Непривычная для Джозефа живость. Анна встревожилась.
— Иди поработай, — сказала она. — И не расстраивайся.
— Откуда ты взяла, что я расстраиваюсь? Времени всего-то восемь часов. Мальчику тринадцать лет! Ну задержался, бывает. Вечно ты, Анна, все преувеличиваешь! — Прихватив портфель, он медленным, тяжелым шагом пошел наверх.
— Включить телевизор? — спросила Анна.
— У меня от него глаза болят. Зато у меня с собой журнальчик, в нем печатают все сериалы с продолжением, из номера в номер, — ответила Руфь.
Анна сняла с полки «Покорение Мексики». Джозеф все обещает свозить ее к Дану, но поездка постоянно откладывается.
Ей не читалось. Но она заставляла себя сосредоточиться, чуть ли не выучивала наизусть абзацы, словно завтра ей предстояло сдавать по этой книге экзамен. Стул она намеренно развернула спиной к часам. Пробило девять. Или она неверно посчитала? Может, уже десять? Но она не обернулась, не проверила.
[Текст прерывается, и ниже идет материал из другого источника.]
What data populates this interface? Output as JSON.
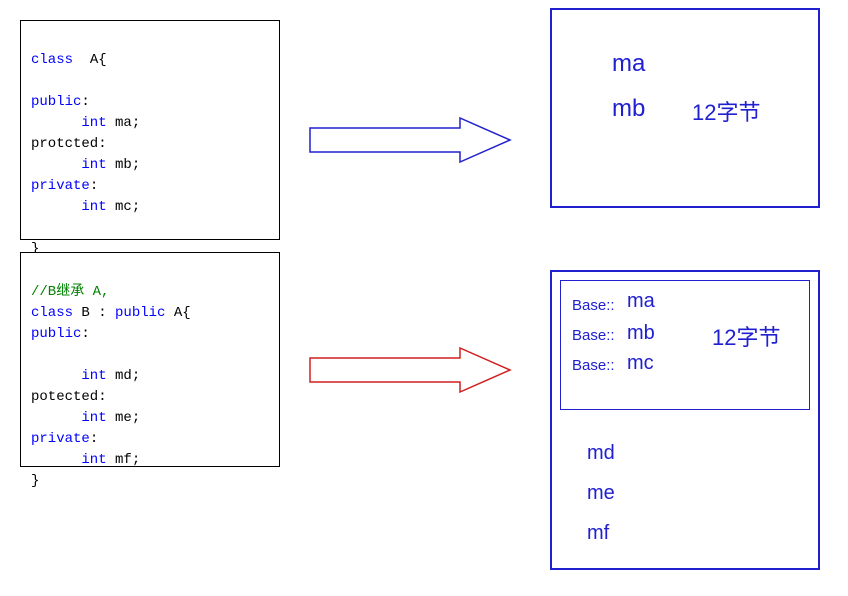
{
  "codeA": {
    "l1a": "class",
    "l1b": "  A{",
    "l2": "",
    "l3a": "public",
    "l3b": ":",
    "l4a": "      int",
    "l4b": " ma;",
    "l5a": "protcted:",
    "l6a": "      int",
    "l6b": " mb;",
    "l7a": "private",
    "l7b": ":",
    "l8a": "      int",
    "l8b": " mc;",
    "l9": "",
    "l10": "}"
  },
  "codeB": {
    "l1": "//B继承 A,",
    "l2a": "class",
    "l2b": " B : ",
    "l2c": "public",
    "l2d": " A{",
    "l3a": "public",
    "l3b": ":",
    "l4": "",
    "l5a": "      int",
    "l5b": " md;",
    "l6": "potected:",
    "l7a": "      int",
    "l7b": " me;",
    "l8a": "private",
    "l8b": ":",
    "l9a": "      int",
    "l9b": " mf;",
    "l10": "}"
  },
  "memA": {
    "ma": "ma",
    "mb": "mb",
    "size": "12字节"
  },
  "memB": {
    "base_prefix": "Base::",
    "ma": "ma",
    "mb": "mb",
    "mc": "mc",
    "size": "12字节",
    "md": "md",
    "me": "me",
    "mf": "mf"
  }
}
Во рту пересохло. Ее обуял внезапный дикий страх.
— На улице холодает, — проговорила Руфь. — Какой ветер поднялся, только послушай!
— Давно пора обрубить эти ветки, — отозвалась Анна с деланым спокойствием. — Они стучат в стекла при малейшем дуновении.
Она встала и прошла к входной двери. Едва приоткрыла — в прихожую ворвалась клубящаяся, пронизывающая до костей сырость. Верхушки деревьев отчаянно раскачивались на фоне чуть белесого неба. На уровне глаз — кромешная тьма. Анна закрыла дверь.